Hell looked up. ‘You have these spoons?’
‘Long story,’ Jessica said.
Hell got back to business. ‘Okay. About separating the photographs from the mounting cardboard. The good news is that, if you can get the two surfaces apart, the surface that originally held the adhesive becomes a virtual fingerprint tablet. Like a built-in Super Glue chamber.’
The Super Glue method of retrieving f
ingerprints, known as cyanoacrylate fuming, was a process where items suspected of containing latent fingerprints were put in a sealed chamber with hot water, a heating element, and a small amount of Super Glue. It was a fairly uncomplicated way of obtaining prints from a nonporous surface, but also carried the danger of over-processing, and losing the specimen for ever. Jessica had seen it happen more than once. Many times, you only had one shot in the Super Glue chamber.
Hell retrieved a final item from his envelope with a grand gesture. It was an enlargement of what looked to be a thumbprint.
‘This was on the back of this photograph?’ Jessica asked.
‘It was,’ Hell said. ‘And because I always wanted to grow up and be a detective, I took the initiative.’ At this he took a document from the inside pocket of his coat. ‘Cue the CSI theme music, please.’
‘Hell.’
‘Right.’ He handed the printout to Jessica. ‘The gentleman whose prints were on the back of that rather unpleasant Polaroid lives in North Philly. His name is Lucius Winter.’
Jessica sat down in front of a computer terminal. She ran a PCIC check on Lucius Winter. Moments later she had results.
Lucius Winter was a small-time criminal, twice convicted of misdemeanor assault, once tried and subsequently acquitted of armed robbery. The address was his last-known.
Jessica held up the Polaroid of the naked man sitting on the table next to the photograph on the computer screen. There was no doubt. The man in the photograph was Lucius Winter.
Byrne stepped forward, hit a key on the keyboard, scrolling down.
‘Jess.’
Jessica looked at the screen. She saw the stats. Her pulse spiked. Lucius Winter was a white male, six feet, 165, brown and brown. But none of those details leapt off the screen.

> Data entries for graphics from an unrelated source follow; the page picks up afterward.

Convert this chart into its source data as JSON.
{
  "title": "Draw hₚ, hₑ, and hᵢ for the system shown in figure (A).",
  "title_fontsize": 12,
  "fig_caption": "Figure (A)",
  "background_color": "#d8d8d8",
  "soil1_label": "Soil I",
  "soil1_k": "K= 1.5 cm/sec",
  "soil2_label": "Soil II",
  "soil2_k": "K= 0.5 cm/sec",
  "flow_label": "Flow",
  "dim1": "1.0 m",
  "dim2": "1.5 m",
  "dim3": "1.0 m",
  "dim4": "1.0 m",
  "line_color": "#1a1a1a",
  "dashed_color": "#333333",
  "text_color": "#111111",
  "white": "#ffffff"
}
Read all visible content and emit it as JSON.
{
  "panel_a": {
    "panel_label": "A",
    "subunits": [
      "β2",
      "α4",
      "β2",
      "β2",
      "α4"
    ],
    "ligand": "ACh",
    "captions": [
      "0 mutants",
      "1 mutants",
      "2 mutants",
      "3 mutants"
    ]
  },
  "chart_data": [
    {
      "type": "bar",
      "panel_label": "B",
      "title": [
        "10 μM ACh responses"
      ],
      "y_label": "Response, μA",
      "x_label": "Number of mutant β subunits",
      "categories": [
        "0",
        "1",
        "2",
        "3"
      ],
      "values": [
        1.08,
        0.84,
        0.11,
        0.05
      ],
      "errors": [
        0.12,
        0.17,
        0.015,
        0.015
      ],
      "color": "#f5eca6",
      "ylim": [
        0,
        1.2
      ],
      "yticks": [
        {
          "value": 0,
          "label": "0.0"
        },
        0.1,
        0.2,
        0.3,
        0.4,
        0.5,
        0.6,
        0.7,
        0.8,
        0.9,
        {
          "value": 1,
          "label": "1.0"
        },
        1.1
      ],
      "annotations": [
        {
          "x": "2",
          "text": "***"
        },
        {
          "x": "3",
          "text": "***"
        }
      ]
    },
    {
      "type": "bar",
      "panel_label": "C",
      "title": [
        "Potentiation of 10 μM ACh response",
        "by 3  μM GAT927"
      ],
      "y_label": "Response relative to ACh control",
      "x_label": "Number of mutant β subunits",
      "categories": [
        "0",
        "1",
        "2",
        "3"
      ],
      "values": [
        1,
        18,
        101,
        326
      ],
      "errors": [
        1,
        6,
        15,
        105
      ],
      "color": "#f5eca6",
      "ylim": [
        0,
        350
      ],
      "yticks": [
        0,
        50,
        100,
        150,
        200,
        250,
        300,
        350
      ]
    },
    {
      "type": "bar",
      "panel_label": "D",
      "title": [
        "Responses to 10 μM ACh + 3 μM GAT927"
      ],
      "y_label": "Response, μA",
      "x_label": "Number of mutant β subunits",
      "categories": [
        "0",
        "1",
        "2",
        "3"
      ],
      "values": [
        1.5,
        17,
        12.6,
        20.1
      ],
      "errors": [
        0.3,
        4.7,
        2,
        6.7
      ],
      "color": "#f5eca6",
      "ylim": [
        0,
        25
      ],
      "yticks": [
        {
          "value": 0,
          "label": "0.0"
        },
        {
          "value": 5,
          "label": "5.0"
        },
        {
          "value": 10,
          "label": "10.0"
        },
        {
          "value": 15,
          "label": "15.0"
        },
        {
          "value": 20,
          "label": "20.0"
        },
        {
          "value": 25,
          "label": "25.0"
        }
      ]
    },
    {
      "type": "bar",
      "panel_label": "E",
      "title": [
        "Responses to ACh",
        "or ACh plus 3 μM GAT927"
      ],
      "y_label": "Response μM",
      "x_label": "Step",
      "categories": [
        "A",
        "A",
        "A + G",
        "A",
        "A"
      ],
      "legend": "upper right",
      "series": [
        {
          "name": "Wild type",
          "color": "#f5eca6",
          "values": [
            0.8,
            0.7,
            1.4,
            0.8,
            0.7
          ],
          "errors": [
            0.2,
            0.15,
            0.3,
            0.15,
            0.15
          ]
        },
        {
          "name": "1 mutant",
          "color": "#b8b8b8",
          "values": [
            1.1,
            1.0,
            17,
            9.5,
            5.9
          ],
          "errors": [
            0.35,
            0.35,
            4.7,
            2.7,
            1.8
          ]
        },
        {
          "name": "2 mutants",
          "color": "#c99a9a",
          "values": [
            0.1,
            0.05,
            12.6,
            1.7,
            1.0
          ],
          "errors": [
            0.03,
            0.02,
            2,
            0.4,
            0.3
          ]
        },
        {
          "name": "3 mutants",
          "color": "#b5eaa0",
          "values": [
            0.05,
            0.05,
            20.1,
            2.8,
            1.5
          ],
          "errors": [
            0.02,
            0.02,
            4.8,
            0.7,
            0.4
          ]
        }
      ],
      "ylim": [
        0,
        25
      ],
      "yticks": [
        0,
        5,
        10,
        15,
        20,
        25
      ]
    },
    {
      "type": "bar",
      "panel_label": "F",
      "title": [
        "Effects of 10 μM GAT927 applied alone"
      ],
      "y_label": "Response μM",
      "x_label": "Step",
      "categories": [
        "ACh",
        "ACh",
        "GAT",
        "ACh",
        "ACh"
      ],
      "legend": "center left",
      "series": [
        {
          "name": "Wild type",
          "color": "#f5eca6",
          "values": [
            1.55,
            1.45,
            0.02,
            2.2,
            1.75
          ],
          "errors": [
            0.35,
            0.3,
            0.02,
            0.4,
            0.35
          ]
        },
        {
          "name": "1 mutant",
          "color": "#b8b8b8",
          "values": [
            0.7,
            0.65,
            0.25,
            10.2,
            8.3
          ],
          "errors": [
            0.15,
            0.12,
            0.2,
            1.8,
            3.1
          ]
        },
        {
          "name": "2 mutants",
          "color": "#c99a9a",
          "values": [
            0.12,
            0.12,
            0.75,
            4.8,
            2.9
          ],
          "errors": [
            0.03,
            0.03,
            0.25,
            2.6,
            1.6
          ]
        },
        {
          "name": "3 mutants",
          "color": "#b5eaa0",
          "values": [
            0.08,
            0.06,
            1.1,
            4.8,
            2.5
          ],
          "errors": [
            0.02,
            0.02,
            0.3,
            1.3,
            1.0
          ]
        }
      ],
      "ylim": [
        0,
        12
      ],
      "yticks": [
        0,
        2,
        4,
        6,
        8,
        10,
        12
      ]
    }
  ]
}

Lucius Winter owned a black 1977 Oldsmobile Toronado.
40
The target house was a dilapidated building on Fifth Street, near Diamond Avenue. They sat in an unmarked van three doors east, on the opposite side of the street.
The process of obtaining a warrant was as maddeningly slow as it was necessary. While the team deployed, Jessica stayed behind, typed out the affidavit of probable cause, then faxed it over to the district attorney’s office, where it had to be vetted by an ADA. Sometimes the process needed to involve the US Attorney’s office.